Под деревом, прижавшись лбом к шершавой коре, неподвижно стоял Верещагин, переживая страшную весть о гибели второго брата — Сергея. Он приехал в армию, узнав о ранении Василия, навестил его в бухарестском госпитале, и там старший брат сказал ему:
— Если ты приехал только для того, чтобы помочь мне, то лучше поезжай назад. Но если ты не прочь посмотреть войну — съезди в Главную квартиру, а оттуда к действующим войскам, послушай, как свистят пули. Когда вдоволь наслушаешься, уезжай обратно.

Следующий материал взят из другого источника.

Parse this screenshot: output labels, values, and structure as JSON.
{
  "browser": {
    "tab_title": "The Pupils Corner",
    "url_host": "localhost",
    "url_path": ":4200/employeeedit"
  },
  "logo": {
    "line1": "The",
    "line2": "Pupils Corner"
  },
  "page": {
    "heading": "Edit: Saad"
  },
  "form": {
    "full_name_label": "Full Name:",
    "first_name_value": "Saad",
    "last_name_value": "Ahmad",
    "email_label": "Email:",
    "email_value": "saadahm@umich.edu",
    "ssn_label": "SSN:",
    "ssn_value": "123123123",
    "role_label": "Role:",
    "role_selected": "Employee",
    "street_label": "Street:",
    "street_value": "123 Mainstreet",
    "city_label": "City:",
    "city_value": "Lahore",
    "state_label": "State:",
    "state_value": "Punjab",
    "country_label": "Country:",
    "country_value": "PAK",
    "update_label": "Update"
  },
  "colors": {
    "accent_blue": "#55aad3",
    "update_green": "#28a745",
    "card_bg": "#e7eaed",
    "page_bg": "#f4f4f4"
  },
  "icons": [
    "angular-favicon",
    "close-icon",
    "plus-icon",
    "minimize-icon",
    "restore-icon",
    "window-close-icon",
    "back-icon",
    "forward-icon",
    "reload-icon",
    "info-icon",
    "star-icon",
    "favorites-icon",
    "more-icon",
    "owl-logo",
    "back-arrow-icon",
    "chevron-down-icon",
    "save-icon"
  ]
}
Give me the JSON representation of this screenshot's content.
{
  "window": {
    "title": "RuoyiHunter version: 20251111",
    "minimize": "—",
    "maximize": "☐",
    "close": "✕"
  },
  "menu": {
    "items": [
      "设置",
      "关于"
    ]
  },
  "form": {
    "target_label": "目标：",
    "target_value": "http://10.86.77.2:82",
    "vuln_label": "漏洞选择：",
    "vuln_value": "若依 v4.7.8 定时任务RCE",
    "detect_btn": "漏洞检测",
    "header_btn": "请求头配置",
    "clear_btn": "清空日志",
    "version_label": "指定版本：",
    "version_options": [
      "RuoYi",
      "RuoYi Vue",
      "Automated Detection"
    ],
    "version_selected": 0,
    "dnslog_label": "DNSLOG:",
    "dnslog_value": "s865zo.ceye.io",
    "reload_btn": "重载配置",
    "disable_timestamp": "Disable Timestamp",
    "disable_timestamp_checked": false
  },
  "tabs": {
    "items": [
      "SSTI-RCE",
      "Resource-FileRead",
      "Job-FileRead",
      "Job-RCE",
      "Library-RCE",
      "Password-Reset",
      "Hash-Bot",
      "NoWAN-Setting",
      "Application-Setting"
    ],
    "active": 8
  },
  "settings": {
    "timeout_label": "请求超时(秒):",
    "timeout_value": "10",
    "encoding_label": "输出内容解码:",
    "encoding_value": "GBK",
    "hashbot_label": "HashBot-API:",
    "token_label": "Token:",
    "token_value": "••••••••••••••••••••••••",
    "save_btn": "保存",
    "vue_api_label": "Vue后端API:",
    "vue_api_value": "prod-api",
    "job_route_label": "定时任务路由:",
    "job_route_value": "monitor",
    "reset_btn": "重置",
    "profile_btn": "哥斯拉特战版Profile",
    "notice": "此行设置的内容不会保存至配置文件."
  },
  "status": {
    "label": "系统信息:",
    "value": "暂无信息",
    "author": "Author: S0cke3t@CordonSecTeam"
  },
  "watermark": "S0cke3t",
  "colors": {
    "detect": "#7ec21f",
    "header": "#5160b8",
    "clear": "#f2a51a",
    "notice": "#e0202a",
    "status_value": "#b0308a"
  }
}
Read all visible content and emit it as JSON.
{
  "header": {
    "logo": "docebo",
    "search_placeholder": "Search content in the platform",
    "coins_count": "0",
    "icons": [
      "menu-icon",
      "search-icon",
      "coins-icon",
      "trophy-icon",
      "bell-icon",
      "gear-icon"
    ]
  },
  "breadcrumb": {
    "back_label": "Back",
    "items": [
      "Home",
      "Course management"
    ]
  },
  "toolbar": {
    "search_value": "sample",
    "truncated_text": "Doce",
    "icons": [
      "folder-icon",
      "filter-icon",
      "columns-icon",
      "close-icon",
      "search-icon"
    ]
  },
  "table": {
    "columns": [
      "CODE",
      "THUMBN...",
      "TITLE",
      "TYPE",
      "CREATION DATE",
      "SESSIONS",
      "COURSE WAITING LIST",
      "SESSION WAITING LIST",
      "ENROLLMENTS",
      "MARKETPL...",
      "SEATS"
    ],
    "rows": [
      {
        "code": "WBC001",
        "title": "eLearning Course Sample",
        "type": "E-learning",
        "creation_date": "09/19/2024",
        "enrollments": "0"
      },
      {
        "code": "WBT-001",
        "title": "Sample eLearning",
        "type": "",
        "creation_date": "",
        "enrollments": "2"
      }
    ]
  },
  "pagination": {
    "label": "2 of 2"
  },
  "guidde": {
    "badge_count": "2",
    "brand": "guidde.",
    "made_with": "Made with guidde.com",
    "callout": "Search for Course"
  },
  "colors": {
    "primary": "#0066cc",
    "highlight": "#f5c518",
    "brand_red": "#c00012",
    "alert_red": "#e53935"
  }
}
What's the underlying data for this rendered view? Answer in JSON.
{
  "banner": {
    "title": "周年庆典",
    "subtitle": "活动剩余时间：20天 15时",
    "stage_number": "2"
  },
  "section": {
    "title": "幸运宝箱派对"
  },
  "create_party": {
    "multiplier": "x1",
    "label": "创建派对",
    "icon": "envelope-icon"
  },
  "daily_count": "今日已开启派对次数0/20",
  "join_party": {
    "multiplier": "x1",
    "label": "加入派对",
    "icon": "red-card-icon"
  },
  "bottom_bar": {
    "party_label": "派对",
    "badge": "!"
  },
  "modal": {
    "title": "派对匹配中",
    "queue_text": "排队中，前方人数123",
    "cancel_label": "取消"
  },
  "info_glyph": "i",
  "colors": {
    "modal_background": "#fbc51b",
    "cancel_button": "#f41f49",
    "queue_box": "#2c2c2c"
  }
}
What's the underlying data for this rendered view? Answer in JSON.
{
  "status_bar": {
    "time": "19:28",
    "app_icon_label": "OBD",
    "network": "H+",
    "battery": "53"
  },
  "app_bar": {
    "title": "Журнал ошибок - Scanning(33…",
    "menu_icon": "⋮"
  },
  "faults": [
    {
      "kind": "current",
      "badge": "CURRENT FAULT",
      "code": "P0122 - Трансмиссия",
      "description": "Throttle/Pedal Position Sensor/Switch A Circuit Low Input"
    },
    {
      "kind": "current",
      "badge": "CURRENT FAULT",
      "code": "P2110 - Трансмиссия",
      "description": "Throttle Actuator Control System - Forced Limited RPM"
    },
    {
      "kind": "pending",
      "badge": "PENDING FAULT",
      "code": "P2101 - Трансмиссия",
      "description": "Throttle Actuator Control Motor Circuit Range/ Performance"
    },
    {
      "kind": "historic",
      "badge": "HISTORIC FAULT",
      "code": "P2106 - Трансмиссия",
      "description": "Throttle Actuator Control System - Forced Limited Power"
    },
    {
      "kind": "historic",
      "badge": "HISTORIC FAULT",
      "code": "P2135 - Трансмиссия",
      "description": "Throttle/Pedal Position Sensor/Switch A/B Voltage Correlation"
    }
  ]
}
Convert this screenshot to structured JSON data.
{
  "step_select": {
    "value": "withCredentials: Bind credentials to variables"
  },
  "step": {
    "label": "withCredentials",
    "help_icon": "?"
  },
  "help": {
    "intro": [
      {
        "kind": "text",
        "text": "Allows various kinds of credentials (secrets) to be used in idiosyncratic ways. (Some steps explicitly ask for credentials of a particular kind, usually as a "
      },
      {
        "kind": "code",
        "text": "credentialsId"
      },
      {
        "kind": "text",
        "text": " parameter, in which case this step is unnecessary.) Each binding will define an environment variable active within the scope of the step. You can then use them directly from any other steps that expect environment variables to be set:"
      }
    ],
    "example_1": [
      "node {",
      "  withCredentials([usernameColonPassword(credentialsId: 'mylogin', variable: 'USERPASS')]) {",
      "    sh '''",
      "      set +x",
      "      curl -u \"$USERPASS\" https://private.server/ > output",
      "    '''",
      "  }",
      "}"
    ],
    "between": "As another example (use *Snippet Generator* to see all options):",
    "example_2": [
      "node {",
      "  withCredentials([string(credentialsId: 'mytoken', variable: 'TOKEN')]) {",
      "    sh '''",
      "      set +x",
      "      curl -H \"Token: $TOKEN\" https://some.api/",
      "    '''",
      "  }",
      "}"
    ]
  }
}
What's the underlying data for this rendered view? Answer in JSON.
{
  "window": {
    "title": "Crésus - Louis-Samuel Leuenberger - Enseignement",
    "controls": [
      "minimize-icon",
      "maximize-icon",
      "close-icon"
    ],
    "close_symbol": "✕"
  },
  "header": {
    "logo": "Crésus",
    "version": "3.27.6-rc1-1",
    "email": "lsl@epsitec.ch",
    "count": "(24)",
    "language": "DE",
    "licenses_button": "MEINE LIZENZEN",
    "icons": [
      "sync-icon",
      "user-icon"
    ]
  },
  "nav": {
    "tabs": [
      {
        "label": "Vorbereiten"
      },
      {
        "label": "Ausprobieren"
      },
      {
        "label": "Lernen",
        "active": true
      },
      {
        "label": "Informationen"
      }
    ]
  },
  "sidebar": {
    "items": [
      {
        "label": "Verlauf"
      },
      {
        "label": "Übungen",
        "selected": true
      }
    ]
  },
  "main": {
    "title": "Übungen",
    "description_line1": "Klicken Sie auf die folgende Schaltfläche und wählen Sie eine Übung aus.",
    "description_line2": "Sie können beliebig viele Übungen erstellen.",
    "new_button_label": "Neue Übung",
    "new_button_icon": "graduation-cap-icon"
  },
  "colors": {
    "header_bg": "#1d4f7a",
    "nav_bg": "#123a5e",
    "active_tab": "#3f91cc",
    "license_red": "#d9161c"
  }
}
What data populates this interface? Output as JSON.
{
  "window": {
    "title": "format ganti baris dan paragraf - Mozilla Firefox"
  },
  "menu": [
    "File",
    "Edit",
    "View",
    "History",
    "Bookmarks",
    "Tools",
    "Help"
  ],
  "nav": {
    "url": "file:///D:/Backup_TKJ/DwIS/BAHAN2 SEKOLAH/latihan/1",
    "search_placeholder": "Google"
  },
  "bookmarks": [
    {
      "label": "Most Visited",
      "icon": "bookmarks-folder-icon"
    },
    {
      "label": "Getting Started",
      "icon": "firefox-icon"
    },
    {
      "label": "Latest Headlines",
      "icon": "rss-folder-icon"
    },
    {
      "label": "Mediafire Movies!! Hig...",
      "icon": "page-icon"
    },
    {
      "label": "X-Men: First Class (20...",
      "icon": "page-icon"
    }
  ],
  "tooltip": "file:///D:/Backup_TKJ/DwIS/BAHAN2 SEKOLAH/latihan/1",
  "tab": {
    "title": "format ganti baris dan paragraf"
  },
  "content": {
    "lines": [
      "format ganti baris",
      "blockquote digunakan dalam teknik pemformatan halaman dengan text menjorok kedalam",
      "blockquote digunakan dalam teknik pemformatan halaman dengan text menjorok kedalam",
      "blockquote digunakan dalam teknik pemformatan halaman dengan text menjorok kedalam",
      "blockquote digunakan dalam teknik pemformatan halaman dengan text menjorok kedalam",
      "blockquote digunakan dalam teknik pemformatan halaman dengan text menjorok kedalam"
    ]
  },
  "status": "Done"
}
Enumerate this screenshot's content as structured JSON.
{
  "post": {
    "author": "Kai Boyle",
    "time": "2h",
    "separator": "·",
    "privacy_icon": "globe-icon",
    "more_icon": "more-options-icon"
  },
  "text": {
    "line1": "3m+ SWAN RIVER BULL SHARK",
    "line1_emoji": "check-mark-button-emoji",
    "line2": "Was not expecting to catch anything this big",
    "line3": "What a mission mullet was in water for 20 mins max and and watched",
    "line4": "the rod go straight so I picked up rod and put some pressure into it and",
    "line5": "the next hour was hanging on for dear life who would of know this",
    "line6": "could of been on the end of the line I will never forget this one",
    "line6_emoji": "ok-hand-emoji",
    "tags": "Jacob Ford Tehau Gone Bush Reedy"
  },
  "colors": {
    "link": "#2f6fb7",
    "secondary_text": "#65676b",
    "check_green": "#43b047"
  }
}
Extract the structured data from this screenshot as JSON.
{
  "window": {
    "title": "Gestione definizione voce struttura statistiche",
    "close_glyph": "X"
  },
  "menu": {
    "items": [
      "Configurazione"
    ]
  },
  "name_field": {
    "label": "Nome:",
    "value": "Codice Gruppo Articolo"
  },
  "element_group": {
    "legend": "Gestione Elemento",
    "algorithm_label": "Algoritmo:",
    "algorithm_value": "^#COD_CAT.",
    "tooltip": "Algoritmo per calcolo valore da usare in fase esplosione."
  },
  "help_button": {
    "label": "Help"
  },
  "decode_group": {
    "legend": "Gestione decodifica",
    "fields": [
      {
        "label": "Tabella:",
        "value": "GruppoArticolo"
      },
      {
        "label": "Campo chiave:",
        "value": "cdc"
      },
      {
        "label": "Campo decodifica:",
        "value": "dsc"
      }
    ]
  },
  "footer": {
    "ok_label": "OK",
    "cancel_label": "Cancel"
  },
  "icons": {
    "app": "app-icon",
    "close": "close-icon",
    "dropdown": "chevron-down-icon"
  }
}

И Сергей, молодой художник, стал волонтером, ординарцем Скобелева. Ходил в разведку, осуществлял развод войск, отлично и быстро рисовал кроки местности, несколько раз бросался вместе с войсками в атаку, порой забыв саблю и орудуя только нагайкой. Под ним было убито восемь лошадей, а сам — пять раз ранен, от госпиталя отказался и ходил только на перевязки... Но вот пуля нашла и Сергея. А старший брат даже не может его похоронить: там сейчас неприятель...
А в это время из Главной квартиры ехал к Плевне Александр Верещагин и вез брату Сергею Георгия.
Василий Васильевич, стоя под деревом, безучастно слышал, как кто-то осторожно стучит в дверцу экипажа великого князя, потом донесся голос генерала свиты Чингиз-хана:
— Ваше высочество, а ваше высочество.
Сонный голос ответил:
— Чего тебе?
— Ведь Гривицкий редут-то взят!
— Врешь, поди.
— Ей-богу, взят.
— Говорю, врешь,— проворчал великий князь, открывая дверцу.— Ты откуда знаешь?
— Капитан Грин приезжал, да и сам я побывал там, говорил с солдатами и офицерами.
— Ну ладно, пошлю узнать. Ежели правда — расцелую тебя, а коли соврал — выдеру за уши.
— Извольте, ваше высочество, я готов.
— Струков!— крикнул главнокомандующий.— Стру-кова ко мне!
Подбежал маленький, как подросток, генерал и доложил неожиданным для его роста глубоким и сильным голосом. Великий князь сказал:
— Струков, поезжай к Гривицкому редуту и узнай, в чьих он руках.
Главнокомандующий вылез из кареты, подошел к костру, стал греть руки и говорить что-то веселое.
Верещагин, опираясь на палку, спустился с холма, где стоял его конь, бросил на траву бурку и лег.
Костер на холме разгорелся ярче. Донесся голос великого князя:
— Капельдудкина с его жидами быстро ко мне!
Вскоре вернулся Струков и заявил, что один Гривицкий редут взят совместно с румынами. Командир Архангелогородского полка Шлиттер смертельно ранен. Прибежали музыканты, и на холме грянул бравурный марш. Великий князь расцеловал Чингиз-хана и тотчас отправил его с донесением к государю. Тот немедля наградил вестника золотой саблей.
...Вечером следующего дня Александр II стоял у окна; багровый закат освещал лицо. Прибывшему по высочайшему вызову военному министру вдруг пришла в голову мысль: «Стоит как Наполеон на Кремлевской стене во время московского пожара...» Услышав шаги, царь покосился через плечо и сказал:
— Придется отказаться от Плевны, отступить.